A RARE LARGE CELADON-GLAZED JARDINIERE IN THE SHAPE OF A DOUBLE-LOTUS LEAF, YONGZHENG SEAL MARK AND PERIOD | 清雍正 粉青釉荷葉式花盆 《大清雍正年製》款
Estimate: 120,000 - 160,000 GBP
A RARE LARGE CELADON-GLAZED JARDINIERE IN THE SHAPE OF A DOUBLE-LOTUS LEAF
YONGZHENG SEAL MARK AND PERIOD
清雍正 粉青釉荷葉式花盆 《大清雍正年製》款
naturalistically modelled as a large curled lotus leaf gently folding outwards and inwards, with veins and lotus seeds to the interior, tapering to a horizontal row of petals and resting on a similarly shaped foot, evenly covered to the exterior and interior with a soft celadon coloured glaze thinning to white at the edges and pooling to deeper tones in the recesses, suffused overall with an attractive matrix of icy crackles, the base inscribed with a six-character seal mark in underglaze blue
Length 35.1 cm, 13⅞ in.
Examination with UV light reveals a number of small chips to the extremities, which has been restored with over-spray extending to the surrounding areas. A few of the restored chips to the bottom edge of the base have flaked/chipped off (the largest ca. 1 cm).
"In response to your inquiry, we are pleased to provide you with a general report of the condition of the property described above. Since we are not professional conservators or restorers, we urge you to consult with a restorer or conservator of your choice who will be better able to provide a detailed, professional report.
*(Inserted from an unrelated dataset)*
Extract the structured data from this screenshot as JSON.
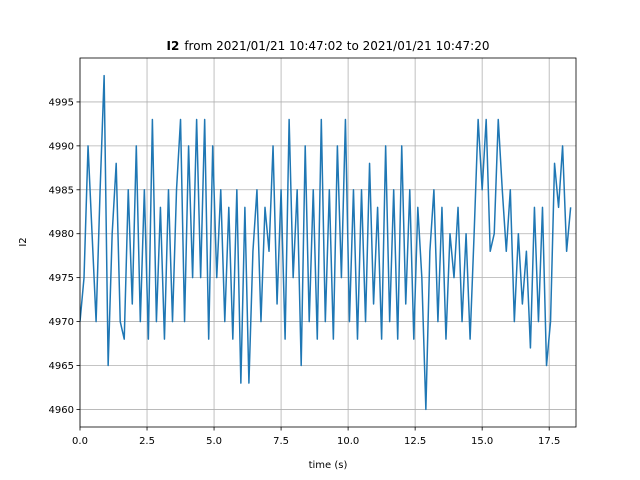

Prospective buyers should inspect each lot to satisfy themselves as to condition and must understand that any statement made by Sotheby's is merely a subjective, qualified opinion. Prospective buyers should also refer to any Important Notices regarding this sale, which are printed in the Sale Catalogue.
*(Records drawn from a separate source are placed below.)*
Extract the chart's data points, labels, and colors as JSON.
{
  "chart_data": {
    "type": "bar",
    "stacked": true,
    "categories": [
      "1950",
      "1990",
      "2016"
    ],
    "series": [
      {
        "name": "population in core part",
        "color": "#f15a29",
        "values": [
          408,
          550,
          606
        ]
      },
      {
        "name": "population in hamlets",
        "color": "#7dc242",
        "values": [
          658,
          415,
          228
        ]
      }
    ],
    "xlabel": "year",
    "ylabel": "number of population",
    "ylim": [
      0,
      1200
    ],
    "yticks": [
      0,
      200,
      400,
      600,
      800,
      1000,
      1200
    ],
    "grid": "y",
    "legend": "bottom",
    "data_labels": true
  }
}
NOTWITHSTANDING THIS REPORT OR ANY DISCUSSIONS CONCERNING A LOT, ALL LOTS ARE OFFERED AND SOLD AS IS" IN ACCORDANCE WITH THE CONDITIONS OF BUSINESS PRINTED IN THE SALE CATALOGUE."
This jardinière is remarkable in its refinement and must have been created under the tenure of Tang Ying (1682-1756), who served the Yongzheng and Qianlong (r. 1736-1795) emperors as supervisor of the Qing imperial kilns at Jingdezhen from 1726 until his death. Modelled naturalistically in the form of an open lotus flower, this piece was a technical tour de force that would have required the utmost attention at every stage of its production; its irregular shape and large size would have been particularly challenging to glaze and fire successfully and any imperfection would have resulted in the rejection and subsequent destruction of the piece.
This piece appears to be unique and was probably made upon a specific order. Its inspiration may have come from Northern Song dynasty (960-1127) censers in the form of lotus flowers. One such censer has been recovered from the Ru manufactories at Qingliangsi, Baofeng, Henan province, and illustrated in Grand View: Special Exhibition of Ju Ware from the Northern Sung Dynasty, National Palace Museum, Taipei, 2006, cat. no. 19. Porcelain ware in the form of lotus flowers were also made in the early Ming dynasty (1368-1644), such as the white-glazed stand unearthed from the Yongle (r. 1403-1424) strata at the site of the imperial porcelain kiln factory in Jingdezhen and illustrated in Imperial Porcelains from the Reigns of Hongwu and Yongle in the Ming dynasty, Beijing, 2015, pl. 129.
Porcelain vessels delicately modelled in the form of flowers or leaves were popular in the early Qing dynasty, although these are generally small-scale items for the scholar’s desk. See for example a waterpot similarly modelled as a flower and leaf, but with a Qianlong mark and of the period, in the Nanjing Museum, included in the exhibition Treasures in the Royalty. The Official Kiln Porcelain of the Chinese Qing Dynasty, Shanghai, 2003, cat. no. 343.
The naturalistic rendering of the petals and leaves of this jardinière, and the soft tone of the celadon glaze endows this piece with a sense of serenity and modesty, which are well suited to its subject matter. The lotus, hehua or lianhua in Chinese, is closely associated with Buddhism, and represents qualities such as purity, integrity and spiritual awakening. The flower rises undefiled from impure muddy waters, symbolising the power of the soul to emerge from the physical world, samsara, and achieve enlightenment.